2014 Conference
Why Context Matters: An Indigenist-Cosmopolitan Analysis of Sami Art, Poetry and Yoik-Songs
Associate Professor Harald Gaski is an associate Professor in Sami literature at the world’s northernmost university, the University of Tromsø, Norway, situated on the 70th latitude. Gaski is the author and editor of several books, journals and articles on Sami literature and culture. The Sami are the indigenous people of the northernmost regions of Fenno-Scandia and the Kola peninsula of Russia. Gaski has been visiting scholar at several universities in the US, Australia, and in Greenland, and is very much used as speaker internationally on Sami issues. Gaski has been instrumental in establishing Sami literature as an academic field. He is a member of the joint coordinating committee of the Norwegian Program for Development, Research and Education (NUFU)-funded research program in Nicaragua conducted as a collaborative project between the University of Tromsø and URACCAN university in Nicaragua. Currently he is also a board member in the Arctic Research Consortium of the United States, and the chair of the Sami Non-fiction writers association in Norway.
Gaski's research topics include indigenous peoples’ literatures with a specific emphasis on Sami literature.
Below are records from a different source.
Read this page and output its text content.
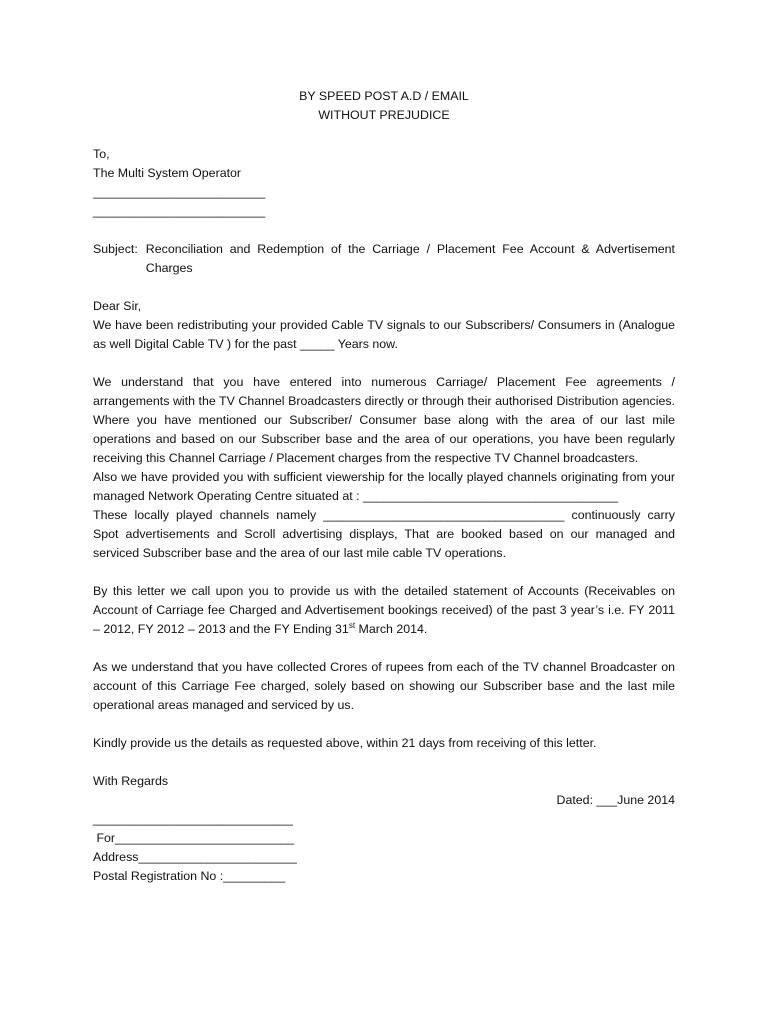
BY SPEED POST A.D / EMAIL

WITHOUT PREJUDICE

To,

The Multi System Operator

_________________________

_________________________

Subject: Reconciliation and Redemption of the Carriage / Placement Fee Account & Advertisement Charges

Dear Sir,

We have been redistributing your provided Cable TV signals to our Subscribers/ Consumers in (Analogue as well Digital Cable TV ) for the past _____ Years now.

We understand that you have entered into numerous Carriage/ Placement Fee agreements / arrangements with the TV Channel Broadcasters directly or through their authorised Distribution agencies. Where you have mentioned our Subscriber/ Consumer base along with the area of our last mile operations and based on our Subscriber base and the area of our operations, you have been regularly receiving this Channel Carriage / Placement charges from the respective TV Channel broadcasters.

Also we have provided you with sufficient viewership for the locally played channels originating from your managed Network Operating Centre situated at : _____________________________________

These locally played channels namely ___________________________________ continuously carry Spot advertisements and Scroll advertising displays, That are booked based on our managed and serviced Subscriber base and the area of our last mile cable TV operations.

By this letter we call upon you to provide us with the detailed statement of Accounts (Receivables on Account of Carriage fee Charged and Advertisement bookings received) of the past 3 year’s i.e. FY 2011 – 2012, FY 2012 – 2013 and the FY Ending 31st March 2014.

As we understand that you have collected Crores of rupees from each of the TV channel Broadcaster on account of this Carriage Fee charged, solely based on showing our Subscriber base and the last mile operational areas managed and serviced by us.

Kindly provide us the details as requested above, within 21 days from receiving of this letter.

With Regards

Dated: ___June 2014

_____________________________

For__________________________

Address_______________________

Postal Registration No :_________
He has also specialized on oral tradition – especially the transition of the traditional Sami singing, the yoik poetry, into contemporary lyrics. Gaski has participated in translating Sami prose and poetry into English, which can be found in his anthology In the Shadow of the Midnight Sun. Contemporary Sami Prose and Poetry, 1997. He has also translated the award-winning Sami poet Nils-Aslak Valkeapää into Norwegian and English. He has edited Sami Culture in a New Era. The Norwegian Sami Experience, 1997, and published a trilingual book on a Sami myth Biejjien baernie – Sami son of the Sun, 2003. His most recent publication is an annotated collection of Sami proverbs, entitled Time is a Ship that Never Casts Anchor, 2006. He debuted as a writer of fiction books for young adult readers in 2002 (in collaboration with Lars Nordström) with the award-winning book Ciezain cáziin in Sami, published in English in 2004, Seven kinds of water.
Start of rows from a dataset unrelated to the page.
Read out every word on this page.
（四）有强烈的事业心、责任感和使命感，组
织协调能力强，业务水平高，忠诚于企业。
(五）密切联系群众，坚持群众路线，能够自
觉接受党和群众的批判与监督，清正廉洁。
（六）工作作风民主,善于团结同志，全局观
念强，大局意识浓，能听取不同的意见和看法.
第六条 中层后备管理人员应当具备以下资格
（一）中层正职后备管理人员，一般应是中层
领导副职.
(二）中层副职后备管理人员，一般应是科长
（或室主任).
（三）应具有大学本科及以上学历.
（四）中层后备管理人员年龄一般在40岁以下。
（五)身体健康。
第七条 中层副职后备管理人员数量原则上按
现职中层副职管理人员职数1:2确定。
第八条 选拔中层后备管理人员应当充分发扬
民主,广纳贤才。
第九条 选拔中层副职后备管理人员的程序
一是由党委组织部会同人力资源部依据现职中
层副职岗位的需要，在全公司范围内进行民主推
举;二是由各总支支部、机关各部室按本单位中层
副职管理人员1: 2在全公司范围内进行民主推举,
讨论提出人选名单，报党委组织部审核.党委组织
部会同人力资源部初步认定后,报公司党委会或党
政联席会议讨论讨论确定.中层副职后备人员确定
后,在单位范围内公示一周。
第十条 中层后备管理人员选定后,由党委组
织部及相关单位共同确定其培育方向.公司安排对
In 2006 Gaski was awarded the The Nordic Sami Language Prize, Gollegiella, established by the Nordic Sami Ministers and the Presidents of the Sami Parliaments in Norway, Sweden and Finland. The same year he also received the Award for Outstanding Dissemination of Research at University of Tromsø. In 2005-2006 Gaski served as a member of a Nordic assessment committee to evaluate the quality of the Finno-Ugric education at Swedish universities. The committee was appointed by the National Agency for Higher Education in Sweden. He has recently been appointed to the International Research Advisory Panel for Nga Pae o te Maramatanga the National Institute for Research Excellence in Maori Development and Advancement.